Recently I was doing an early morning trail run along the Chattahoochee River here in Atlanta. It was going well, relatively speaking as I’m not exactly an aerobic monster, until I tripped over a tree stump and bit it. Hard. 

But I wasn’t injured, I was actually exhilarated. Because the fall made me realize that right before the wipe out I had been pulled out of the present moment – stuck in thought – and a few scrapes brought me right back. It didn’t hurt because the acuity of the moment didn’t allow me to label it as good or bad. It just was. I got up with a newfound sense of presence and kept running. 

When is the last time you felt something without trying to label it? It’s as if we can’t help ourselves…

Picture

Chattahoochee River. © Seth Oberst 2016

My shoulder is stiff” 
“My back hurts – right there (emphatic pointing)”

Does labeling change it for us in any way; are we suddenly less stiff or painful?

But moving in real-time frees us. We aren’t anticipating pain or tension, or remembering pain and tension the last time we moved. 

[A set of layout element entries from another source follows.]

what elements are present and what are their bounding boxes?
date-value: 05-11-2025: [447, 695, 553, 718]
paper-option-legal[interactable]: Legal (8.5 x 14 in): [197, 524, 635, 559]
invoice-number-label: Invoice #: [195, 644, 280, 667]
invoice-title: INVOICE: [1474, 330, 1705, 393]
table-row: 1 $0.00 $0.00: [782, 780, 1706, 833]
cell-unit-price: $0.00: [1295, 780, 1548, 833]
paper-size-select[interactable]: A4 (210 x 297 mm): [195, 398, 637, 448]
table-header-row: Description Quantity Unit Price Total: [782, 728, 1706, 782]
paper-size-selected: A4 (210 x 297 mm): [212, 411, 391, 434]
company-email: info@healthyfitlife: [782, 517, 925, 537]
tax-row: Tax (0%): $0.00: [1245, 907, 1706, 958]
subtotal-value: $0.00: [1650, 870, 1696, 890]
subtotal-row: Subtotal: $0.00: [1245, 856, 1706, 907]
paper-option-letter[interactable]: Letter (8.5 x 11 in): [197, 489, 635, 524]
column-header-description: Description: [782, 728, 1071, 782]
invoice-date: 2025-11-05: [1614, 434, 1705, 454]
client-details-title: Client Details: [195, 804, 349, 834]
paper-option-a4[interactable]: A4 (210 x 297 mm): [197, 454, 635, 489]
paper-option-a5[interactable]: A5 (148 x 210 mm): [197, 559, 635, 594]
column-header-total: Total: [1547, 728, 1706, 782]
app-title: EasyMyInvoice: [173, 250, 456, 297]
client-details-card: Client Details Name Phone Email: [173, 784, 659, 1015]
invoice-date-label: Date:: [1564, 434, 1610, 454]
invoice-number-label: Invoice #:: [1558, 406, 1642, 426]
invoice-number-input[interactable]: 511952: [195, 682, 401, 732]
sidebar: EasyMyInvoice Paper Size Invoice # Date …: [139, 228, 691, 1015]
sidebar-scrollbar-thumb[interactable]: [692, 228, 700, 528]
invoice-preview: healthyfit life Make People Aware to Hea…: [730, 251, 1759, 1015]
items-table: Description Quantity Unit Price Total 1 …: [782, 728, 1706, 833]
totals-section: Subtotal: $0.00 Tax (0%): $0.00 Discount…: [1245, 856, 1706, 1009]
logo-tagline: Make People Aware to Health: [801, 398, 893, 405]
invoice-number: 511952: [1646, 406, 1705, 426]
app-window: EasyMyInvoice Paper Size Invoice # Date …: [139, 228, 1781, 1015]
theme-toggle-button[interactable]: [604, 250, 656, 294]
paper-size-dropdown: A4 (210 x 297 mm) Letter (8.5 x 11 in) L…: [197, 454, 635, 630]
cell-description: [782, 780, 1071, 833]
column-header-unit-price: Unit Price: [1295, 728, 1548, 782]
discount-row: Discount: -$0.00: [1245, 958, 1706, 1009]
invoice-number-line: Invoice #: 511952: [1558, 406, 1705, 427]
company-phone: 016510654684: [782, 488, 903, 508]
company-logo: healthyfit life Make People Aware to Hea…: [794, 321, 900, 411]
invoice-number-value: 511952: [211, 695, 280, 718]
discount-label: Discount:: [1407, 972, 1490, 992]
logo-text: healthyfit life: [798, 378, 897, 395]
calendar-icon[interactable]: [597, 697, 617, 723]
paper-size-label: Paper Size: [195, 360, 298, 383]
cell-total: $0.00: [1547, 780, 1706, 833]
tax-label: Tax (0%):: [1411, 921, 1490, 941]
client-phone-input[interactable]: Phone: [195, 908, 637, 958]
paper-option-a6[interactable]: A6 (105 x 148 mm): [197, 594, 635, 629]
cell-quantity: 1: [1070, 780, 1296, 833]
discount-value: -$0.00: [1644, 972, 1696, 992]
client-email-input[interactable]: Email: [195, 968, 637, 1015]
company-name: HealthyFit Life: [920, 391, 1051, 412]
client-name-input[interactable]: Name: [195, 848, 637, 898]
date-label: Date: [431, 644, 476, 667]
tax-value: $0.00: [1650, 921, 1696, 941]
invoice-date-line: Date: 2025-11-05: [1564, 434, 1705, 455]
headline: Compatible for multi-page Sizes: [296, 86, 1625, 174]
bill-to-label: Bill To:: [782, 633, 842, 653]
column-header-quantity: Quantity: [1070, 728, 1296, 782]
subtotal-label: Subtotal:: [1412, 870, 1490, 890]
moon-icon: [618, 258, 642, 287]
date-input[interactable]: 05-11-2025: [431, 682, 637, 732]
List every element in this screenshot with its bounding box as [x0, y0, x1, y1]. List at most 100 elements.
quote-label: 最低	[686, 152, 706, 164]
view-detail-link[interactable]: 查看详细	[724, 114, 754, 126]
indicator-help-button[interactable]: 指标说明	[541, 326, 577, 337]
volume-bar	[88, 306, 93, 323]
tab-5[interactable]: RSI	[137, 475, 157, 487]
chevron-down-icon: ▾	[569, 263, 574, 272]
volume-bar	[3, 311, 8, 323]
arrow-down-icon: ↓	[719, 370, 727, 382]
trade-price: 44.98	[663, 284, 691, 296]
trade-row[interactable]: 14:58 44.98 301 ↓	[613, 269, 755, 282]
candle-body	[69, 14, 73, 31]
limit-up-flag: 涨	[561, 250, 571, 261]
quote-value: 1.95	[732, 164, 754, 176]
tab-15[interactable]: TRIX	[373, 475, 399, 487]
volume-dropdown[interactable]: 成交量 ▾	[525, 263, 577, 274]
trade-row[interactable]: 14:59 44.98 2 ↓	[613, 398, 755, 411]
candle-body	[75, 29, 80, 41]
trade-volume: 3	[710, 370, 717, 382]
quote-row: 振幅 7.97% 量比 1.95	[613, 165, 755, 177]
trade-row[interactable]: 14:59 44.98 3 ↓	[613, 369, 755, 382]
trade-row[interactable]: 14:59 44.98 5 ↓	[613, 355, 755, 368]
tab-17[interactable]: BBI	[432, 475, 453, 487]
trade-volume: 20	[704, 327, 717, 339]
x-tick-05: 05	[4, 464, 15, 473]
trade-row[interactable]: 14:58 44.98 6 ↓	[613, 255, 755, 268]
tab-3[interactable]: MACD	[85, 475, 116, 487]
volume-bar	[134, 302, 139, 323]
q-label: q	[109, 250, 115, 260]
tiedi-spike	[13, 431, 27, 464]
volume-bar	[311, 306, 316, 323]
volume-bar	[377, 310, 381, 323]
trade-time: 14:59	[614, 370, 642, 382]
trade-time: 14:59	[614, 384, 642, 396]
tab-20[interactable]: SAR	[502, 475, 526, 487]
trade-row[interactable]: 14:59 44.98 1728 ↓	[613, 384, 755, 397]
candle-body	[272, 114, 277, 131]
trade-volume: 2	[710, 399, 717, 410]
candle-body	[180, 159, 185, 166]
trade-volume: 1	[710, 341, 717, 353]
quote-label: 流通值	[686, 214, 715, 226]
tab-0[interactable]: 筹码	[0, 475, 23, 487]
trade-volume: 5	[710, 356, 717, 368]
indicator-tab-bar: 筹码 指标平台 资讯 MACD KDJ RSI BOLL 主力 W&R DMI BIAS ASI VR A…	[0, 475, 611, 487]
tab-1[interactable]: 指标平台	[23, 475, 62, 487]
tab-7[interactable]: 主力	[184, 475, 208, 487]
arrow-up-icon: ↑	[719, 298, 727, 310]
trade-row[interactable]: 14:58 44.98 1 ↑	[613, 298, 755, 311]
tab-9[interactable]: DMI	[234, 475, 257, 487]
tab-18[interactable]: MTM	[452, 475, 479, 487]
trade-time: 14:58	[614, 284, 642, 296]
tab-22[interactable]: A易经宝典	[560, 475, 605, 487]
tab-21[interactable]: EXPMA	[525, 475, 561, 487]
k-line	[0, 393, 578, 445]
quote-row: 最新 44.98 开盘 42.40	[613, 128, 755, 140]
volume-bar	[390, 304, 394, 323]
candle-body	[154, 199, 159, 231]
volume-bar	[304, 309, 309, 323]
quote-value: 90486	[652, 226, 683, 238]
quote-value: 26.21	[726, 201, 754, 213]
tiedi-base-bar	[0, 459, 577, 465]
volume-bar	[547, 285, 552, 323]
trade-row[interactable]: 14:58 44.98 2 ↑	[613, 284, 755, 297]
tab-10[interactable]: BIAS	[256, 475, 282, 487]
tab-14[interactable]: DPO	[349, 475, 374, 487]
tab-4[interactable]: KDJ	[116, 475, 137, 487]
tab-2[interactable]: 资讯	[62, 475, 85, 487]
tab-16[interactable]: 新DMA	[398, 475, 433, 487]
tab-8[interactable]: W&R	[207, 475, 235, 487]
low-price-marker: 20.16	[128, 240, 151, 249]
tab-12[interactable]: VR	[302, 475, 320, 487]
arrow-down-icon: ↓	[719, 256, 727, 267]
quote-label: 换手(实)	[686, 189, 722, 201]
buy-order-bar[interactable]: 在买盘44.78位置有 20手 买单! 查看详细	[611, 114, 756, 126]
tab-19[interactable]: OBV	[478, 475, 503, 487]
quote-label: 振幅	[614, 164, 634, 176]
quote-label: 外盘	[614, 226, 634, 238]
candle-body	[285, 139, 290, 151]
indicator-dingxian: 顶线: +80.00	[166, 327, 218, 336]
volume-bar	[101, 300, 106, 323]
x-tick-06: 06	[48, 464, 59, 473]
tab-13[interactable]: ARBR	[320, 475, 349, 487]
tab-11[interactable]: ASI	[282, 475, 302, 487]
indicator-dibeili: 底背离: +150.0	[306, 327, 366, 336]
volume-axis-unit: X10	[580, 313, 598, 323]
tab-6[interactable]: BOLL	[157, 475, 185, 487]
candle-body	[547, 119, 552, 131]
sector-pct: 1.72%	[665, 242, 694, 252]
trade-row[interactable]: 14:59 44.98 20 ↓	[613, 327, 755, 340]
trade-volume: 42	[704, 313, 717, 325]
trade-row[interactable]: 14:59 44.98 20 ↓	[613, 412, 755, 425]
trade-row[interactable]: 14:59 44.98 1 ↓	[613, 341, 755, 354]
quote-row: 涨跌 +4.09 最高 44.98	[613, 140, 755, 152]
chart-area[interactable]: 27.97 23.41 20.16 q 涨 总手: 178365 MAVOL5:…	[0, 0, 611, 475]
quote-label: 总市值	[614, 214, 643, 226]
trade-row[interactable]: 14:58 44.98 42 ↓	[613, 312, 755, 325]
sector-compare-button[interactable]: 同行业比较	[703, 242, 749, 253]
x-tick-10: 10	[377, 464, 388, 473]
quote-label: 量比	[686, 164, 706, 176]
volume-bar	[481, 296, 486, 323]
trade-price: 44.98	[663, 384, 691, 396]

You can talk about movement and self-control (I sure talk about it a lot) but until you learn to experience yourself in real-time, with all the nuances and errors, you are missing a fundamental wisdom that cannot be experienced otherwise.
So how do we do this?

Get out of your head and into your body

Feel your feet on the ground and sense your peripheral vision. Hear with your ears, not with your memories or expectations. Our conceptual self-awareness and our embodied self-awareness are separate brain regions. Thinking about your body and being in your body is not the same thing. 

Try this: take 3 breaths and feel your feet. Stay aware and follow your breath all the way in and out. Then focus on your feet. What does the ground feel like? Can you feel one foot more than the other?

Chill out from gravity for a bit

Lay on your back and move slowly and curiously. You’d be surprised at how much muscular tension we’ve learned to create even when we don’t need it. When you’re resting, are you truly resting? 

Try this: laying on your back with your knees bent, roll your legs side to side with minimal effort. Does one side feel more restricted?
Do you have to work hard to do what should be an easy task?
Shoot for 5 minutes and see if you don’t get better at it as you go. 

Go and just be!

Don’t project all your worries and insecurities into every waking moment OR movement.
If you find yourself locked into the future or depressed about the past take 3 breaths and find your feet.

​Allow your awareness to be an agent of change

“To know reality you cannot stand outside it and define it; you must enter into it, be it, and feel it.”